SBY rencananya akan memberi sambutan mengenai isu global dan hak asasi manusia sesuai dengan tema forum tersebut “unity in diversity” atau persatuan dalam keberagaman, seperti yang diungkap staf khusus presiden bidang hubungan internasional Teuku Faizasyah.
Perserikatan Bangsa-Bangsa sebagai penyelenggara juga menganggap Indonesia sebagai negara besar, sangat beragam, damai dan cocok untuk menyelaraskan budaya timur dan barat serta Islam dan dunia agama lain, kata Michele Zaccheo, Direktur Pusat Informasi PBB di Indonesia.
Namun masalah hak asasi manusia justru dinilai memburuk selama masa pemerintahan Presiden Yudhoyono dan banyak janjinya terkait HAM tidak terpenuhi, jelas Andreas Harsono, peneliti Indonesia dari organisasi pegiat HAM Human Rights Watch.
“Ketika SBY mulai jadi presiden, dia kan berjanji menyelesaikan masalah-masalah HAM, hak asasi manusia. Yang terkenal kan janji dia soal Munir yah. Menyelesaikan masalah Munir itu kata dia, the test of our history, ujian kita oleh sejarah. Dia juga janji akan membereskan yang lain, ’65, orang hilang dan seterusnya. Ternyata itu semua tidak dia penuhi,” kata Andreas.
Lembaga pegiat lain seperti Setara institute for Democracy and Peace menggaris bawahi kasus-kasus intoleransi beragama yang tidak juga diselesaikan.
Dua diantaranya, menurut Setara, adalah kesulitan beribadah yang dialami oleh jemaat GKI Yasmin di Bogor dan penolakan terhadap pengikut Ahmadiyah [dan juga terhadap pengikut Syiah] di Sampang Madura.
Menanggapi pendapat tersebut, staf khusus presiden bidang hubungan internasional Teuku Faizasyah mengatakan situasi di Indonesia masih lebih baik dibandingkan dengan negara-negara lain.

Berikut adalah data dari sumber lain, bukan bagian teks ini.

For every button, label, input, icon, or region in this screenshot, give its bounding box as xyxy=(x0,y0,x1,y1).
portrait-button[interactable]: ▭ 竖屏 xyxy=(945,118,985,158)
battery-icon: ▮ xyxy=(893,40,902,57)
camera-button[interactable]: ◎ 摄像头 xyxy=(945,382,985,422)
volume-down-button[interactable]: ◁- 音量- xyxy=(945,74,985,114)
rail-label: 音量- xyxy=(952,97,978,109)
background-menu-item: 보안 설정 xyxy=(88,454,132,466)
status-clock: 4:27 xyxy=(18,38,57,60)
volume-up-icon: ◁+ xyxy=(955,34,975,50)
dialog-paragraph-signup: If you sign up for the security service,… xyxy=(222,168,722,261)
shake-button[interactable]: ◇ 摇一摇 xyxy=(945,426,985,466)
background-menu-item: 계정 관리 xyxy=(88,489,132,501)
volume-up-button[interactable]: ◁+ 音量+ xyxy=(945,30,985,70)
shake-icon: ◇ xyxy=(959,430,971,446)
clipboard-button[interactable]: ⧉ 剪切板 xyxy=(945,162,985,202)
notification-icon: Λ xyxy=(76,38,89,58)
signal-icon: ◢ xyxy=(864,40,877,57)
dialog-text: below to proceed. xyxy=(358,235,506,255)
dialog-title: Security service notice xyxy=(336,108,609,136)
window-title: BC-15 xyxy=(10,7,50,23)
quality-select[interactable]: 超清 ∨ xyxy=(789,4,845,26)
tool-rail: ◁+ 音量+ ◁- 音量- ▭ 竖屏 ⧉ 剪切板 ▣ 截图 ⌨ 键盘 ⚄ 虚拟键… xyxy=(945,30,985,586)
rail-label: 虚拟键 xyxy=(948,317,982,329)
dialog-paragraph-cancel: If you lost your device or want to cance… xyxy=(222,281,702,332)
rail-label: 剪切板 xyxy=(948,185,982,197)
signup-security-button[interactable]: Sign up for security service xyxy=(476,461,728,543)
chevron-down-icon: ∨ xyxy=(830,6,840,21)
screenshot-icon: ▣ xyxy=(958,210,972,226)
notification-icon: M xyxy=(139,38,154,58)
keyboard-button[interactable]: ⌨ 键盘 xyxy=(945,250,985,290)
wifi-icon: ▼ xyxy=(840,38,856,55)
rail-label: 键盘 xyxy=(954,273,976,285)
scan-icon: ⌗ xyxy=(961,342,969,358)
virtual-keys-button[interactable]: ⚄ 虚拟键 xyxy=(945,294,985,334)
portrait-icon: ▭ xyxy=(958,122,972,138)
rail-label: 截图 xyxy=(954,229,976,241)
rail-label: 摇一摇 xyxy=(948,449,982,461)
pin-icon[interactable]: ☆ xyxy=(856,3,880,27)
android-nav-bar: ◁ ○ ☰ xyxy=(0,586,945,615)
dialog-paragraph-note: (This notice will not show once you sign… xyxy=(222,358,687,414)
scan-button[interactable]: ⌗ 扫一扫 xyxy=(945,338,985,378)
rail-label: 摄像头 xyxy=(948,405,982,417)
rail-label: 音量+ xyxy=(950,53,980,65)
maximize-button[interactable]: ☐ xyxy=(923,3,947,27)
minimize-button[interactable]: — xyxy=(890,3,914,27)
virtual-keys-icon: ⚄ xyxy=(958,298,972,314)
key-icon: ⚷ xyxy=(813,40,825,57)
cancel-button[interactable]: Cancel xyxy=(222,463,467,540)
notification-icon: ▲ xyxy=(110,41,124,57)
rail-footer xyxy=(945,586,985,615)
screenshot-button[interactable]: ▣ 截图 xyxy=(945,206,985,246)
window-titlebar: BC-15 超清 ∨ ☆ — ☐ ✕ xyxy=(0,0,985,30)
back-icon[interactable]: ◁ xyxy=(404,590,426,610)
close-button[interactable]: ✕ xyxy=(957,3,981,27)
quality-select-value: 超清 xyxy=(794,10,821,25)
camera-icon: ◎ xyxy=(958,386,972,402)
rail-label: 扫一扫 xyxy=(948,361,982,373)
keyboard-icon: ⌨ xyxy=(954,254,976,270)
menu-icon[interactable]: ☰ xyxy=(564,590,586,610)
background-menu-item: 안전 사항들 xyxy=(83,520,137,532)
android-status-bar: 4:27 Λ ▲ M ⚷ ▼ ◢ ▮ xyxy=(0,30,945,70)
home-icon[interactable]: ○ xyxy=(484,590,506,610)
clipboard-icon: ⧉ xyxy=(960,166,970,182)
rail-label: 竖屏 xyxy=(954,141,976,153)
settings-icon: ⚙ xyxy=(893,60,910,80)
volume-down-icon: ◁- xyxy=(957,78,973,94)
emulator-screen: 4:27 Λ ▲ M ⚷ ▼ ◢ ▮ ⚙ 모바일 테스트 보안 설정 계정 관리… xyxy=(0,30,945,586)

“Karena justru, kalau kita bandingkan apa yang terjadi di dunia saat sekarang apa yang dilihat sebagai kasus-kasus intoleransi itu, tidak bisa dibandingkan dengan apa yang terjadi di Timur Tengah di kawasan lainnya di dunia. Bahkan apa yang terjadi juga belum lama ini di Amerika Serikat kan cerminan kasus-kasus intoleransi,” kata Teuku Faizasyah.
Harapan pada pemerintah baru
Di lain pihak, tidak banyak yang bisa dilakukan oleh pemerintahan Yudhoyono yang tinggal tujuh pekan lagi. Karenanya Bonar Tigor Naipospos, dari Setara Institute berharap pemerintah yang akan datang dapat memberi solusi terhadap kasus-kasus intoleransi beragama.
“Enam bulan pertama, dia (Jokowi) dapat mengambil langkah konkret misalnya, satu menyelesaikan persoalan GKI Yasmin. Kedua misalnya, mengembalikan fungsi masjid Al Misbah di Bekasi yang disegel oleh pemerintah kota. Kemudian memulangkan pengungsi Syiah yang sekarang ini ada di Sidoarjo ke Sampang,” ujar Bonar.
Bonar juga berharap pemerintah yang akan datang dapat menghapus regulasi dan peraturan pemerintah yang bersifat diskriminatif terhadap kelompok tertentu.
Forum global United Nations Alliance of Civilizations akan berlangsung hingga Sabtu (30/08) dan juga akan dihadiri oleh sekretaris jenderal PBB Ban Ki Moon.